Auch was zwischenmenschliche Beziehungen angeht, haben die Menschen hier ihre ganz eigene Sichtweise. Ich gebe die Erzählung eines entfernteren Bekannten im Originalton wieder:
„Ich komme von der Arbeit, da taucht an der Haustür so’n Typ auf und hält mir ein Messer an den Hals und sagt: ‘Wo ist mein Bruder?’
Ich sage: ‘Ja, wenn ich wüsste, wer du bist, dann könnte ich vielleicht was über deinen Bruder sagen.’
‘Du bist Tommy S.’, sagt er.
‘Ja, der bin ich, und wo mein Bruder ist, das weiß ich, aber das bringt uns gerade auch nicht weiter, oder?’
Da hat er das Messer weggesteckt und sagt: ‘Ihr hattet doch gestern eine Schlägerei.’
‘Ja, das kann man so sagen, dass wir die hatten.’
‘Und mein Bruder war dabei, so ein Großer mit blondgefärbten Haaren.’
‘Mit einem großen Kullerohrring?’ frage ich.
‘Ja, genau der.’
‘Ja, das ist dann der, dem ich den Arm gebrochen habe, gestern.’
‘Wieso denn das?’
‘Ja, weil, der kam mir mit so einer großen Eisenstange, das geht gar nicht, da musste ich ihm den Arm brechen.’

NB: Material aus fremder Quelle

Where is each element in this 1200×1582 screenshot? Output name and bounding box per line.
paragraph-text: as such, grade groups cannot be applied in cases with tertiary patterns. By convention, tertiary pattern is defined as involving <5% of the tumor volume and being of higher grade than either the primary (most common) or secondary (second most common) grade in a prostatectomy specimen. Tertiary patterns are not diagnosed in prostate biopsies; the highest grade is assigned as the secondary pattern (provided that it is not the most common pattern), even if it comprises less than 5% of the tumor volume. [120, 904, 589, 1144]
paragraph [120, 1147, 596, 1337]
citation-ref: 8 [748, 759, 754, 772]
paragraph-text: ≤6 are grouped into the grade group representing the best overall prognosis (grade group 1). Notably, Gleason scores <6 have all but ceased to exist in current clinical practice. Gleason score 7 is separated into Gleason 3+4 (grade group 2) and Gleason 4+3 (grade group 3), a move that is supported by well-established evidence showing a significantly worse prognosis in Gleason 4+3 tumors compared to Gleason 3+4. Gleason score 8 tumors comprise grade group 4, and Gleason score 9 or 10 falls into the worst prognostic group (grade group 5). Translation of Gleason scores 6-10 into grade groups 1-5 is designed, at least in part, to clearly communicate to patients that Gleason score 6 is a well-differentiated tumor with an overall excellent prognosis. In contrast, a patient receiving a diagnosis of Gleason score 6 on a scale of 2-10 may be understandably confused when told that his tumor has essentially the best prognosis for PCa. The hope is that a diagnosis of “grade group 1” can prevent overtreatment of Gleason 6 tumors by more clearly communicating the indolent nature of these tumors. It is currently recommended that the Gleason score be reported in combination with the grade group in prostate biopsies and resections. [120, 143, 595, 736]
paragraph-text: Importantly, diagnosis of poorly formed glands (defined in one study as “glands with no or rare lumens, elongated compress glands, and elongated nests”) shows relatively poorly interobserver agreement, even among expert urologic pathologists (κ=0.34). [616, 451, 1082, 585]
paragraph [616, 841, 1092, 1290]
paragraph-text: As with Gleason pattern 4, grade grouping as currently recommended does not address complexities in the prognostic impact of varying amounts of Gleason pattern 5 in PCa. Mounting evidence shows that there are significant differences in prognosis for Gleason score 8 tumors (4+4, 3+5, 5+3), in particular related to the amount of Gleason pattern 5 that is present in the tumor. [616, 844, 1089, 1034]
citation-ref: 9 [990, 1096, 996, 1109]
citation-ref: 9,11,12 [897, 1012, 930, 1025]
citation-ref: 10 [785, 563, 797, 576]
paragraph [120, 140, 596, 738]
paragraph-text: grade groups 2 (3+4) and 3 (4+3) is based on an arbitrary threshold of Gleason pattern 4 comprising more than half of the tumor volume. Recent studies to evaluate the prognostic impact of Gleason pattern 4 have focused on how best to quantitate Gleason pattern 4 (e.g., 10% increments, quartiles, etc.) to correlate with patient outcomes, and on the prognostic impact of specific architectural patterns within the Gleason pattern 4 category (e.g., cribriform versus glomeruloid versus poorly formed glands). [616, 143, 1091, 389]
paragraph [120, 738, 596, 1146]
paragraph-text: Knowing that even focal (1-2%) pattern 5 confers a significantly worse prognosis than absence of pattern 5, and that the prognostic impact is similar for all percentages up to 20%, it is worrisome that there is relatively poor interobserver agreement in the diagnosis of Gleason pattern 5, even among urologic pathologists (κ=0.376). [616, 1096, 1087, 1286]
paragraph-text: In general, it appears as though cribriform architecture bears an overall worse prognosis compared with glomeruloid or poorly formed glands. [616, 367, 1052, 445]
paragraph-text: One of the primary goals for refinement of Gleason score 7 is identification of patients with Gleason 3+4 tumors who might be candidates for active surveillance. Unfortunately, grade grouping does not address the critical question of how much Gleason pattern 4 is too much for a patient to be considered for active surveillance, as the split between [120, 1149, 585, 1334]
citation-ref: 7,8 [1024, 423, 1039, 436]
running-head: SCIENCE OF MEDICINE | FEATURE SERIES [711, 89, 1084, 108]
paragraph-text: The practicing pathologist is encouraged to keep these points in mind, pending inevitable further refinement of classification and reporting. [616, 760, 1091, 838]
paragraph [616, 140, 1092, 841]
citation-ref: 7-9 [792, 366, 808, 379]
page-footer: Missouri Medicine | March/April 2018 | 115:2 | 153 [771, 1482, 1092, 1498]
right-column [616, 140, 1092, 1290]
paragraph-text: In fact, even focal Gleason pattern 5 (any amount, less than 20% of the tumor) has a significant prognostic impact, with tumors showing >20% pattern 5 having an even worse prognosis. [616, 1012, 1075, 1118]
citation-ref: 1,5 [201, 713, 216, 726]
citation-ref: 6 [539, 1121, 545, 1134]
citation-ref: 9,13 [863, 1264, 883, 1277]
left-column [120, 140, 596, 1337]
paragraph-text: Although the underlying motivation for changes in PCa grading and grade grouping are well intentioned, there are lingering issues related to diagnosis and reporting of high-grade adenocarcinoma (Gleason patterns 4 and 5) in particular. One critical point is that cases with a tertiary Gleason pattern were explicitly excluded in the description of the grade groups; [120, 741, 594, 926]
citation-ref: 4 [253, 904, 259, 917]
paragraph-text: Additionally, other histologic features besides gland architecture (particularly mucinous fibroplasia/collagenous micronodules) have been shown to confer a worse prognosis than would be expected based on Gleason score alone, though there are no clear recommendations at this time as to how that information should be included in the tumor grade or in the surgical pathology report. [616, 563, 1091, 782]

Das hat er eingesehen, und dann haben wir noch ganz vernünftig geredet, und dann ist er gegangen.“

(Nebenbemerkung 3: Die Menschen im Norden reden oft vernünftig miteinander, aber selten direkt. Während zum Beispiel mehrfache Verneinungen in anderen Gegenden nur verstärkte Verneinungen sind (‘Das kann keiner nicht wissen’), sind sie hier ernst gemeint. Ein Satz wie ‘Wenn du mir jetzt sagst, was du nicht möchtest, dann können wir das auch nicht machen, und dann kann hinterher wenigstens keiner sagen, wir hätten darauf keine Rücksicht genommen’ wird so und nicht anders formuliert, weil man der Ansicht ist, nur so könne man den Sinn klar ausdrücken. Mit einfacheren Sätzen ginge das nicht. Und wenn Sie der Meinung sind, ja, natürlich, genau so ist es, dann – willkommen im Norden.)